I think you’re right. It’s kind of an ingrained old-fashioned blogging thing, though, like, if there’s a discussion gong on, I’ve had it ground into me that if you edit something you’d best note that it was edited and why, and like– yeah! but. stories. that’s different.

And yet. I left a little author’s note, because it seemed disingenuous to not ever acknowledge it happened, but I’m not going into specifics because there’s no point repeating the thing that was hurtful. 
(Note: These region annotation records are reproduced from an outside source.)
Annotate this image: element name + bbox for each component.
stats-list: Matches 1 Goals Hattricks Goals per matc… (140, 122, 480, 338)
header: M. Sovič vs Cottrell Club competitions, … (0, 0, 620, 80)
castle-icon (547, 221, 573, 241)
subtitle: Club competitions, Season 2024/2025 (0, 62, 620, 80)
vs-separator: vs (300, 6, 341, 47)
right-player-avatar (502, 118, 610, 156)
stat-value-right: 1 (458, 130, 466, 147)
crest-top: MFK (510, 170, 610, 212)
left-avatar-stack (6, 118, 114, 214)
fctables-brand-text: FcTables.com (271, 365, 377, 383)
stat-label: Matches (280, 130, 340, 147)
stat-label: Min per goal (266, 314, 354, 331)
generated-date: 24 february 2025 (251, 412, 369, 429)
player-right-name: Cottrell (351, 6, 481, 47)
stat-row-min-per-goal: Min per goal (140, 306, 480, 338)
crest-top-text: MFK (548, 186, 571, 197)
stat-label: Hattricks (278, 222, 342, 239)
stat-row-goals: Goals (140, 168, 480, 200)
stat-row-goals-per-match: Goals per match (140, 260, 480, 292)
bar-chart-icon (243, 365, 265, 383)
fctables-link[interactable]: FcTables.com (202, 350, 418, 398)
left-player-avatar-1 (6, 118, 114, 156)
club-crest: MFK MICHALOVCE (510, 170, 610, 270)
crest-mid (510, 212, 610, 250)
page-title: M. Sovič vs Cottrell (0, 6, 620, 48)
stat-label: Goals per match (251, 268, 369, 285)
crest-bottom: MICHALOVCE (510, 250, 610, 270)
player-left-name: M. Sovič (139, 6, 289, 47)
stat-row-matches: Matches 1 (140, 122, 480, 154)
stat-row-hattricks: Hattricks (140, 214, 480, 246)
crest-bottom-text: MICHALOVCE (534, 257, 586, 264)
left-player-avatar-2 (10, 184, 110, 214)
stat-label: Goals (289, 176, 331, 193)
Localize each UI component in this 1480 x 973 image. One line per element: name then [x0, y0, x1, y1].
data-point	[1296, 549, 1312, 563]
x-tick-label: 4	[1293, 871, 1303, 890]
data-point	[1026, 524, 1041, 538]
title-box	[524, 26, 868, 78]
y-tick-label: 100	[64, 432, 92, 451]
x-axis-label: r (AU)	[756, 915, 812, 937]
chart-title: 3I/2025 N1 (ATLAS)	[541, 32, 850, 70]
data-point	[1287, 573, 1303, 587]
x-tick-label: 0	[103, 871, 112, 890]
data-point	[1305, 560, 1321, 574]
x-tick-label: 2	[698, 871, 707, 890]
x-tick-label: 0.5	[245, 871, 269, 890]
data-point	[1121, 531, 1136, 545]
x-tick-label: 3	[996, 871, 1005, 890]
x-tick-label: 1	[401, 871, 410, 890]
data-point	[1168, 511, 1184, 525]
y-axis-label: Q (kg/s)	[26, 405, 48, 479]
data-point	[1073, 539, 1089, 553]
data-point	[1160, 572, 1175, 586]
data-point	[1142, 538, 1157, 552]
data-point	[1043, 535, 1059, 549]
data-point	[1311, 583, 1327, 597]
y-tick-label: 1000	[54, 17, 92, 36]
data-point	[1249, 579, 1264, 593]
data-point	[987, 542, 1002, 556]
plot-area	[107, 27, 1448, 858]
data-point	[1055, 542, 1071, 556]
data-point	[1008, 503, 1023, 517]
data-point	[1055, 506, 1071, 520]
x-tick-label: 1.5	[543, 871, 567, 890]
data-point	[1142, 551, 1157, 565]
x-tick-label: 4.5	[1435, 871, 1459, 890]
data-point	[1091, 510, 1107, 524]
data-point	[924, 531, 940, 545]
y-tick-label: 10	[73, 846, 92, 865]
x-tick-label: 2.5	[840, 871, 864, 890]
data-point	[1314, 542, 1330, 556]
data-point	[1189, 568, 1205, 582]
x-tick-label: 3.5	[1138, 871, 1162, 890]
I also admit that part of me is super-dismayed because the thing is, I’m not a particularly popular author (I’m not complaining! I do fine! but.), so the vast majority of hits I get on a story are pretty much right when I post it– I don’t tend to get included in rec lists or roundups or whatever– so the vast majority of people who were going to read that story did so before I even realized that line was Bad and Not What I Meant, so like. Welp! And of course most people are going to see something gross and just back-button or whatever, and so I’m like… embarrassed, I guess. I don’t know, I can’t seem to explain it without having it come across as super-whiny. Maybe it is super-whiny of me so it’s a sign I should give up, LOL.

 So I guess it’s partly so if any of those people come back and are like “was this the story that…” it just seems like good practice to have a note up there, and just in general, I feel like edits post-publication should be acknowledged. I don’t know what I’d advise someone else to do in my situation, though.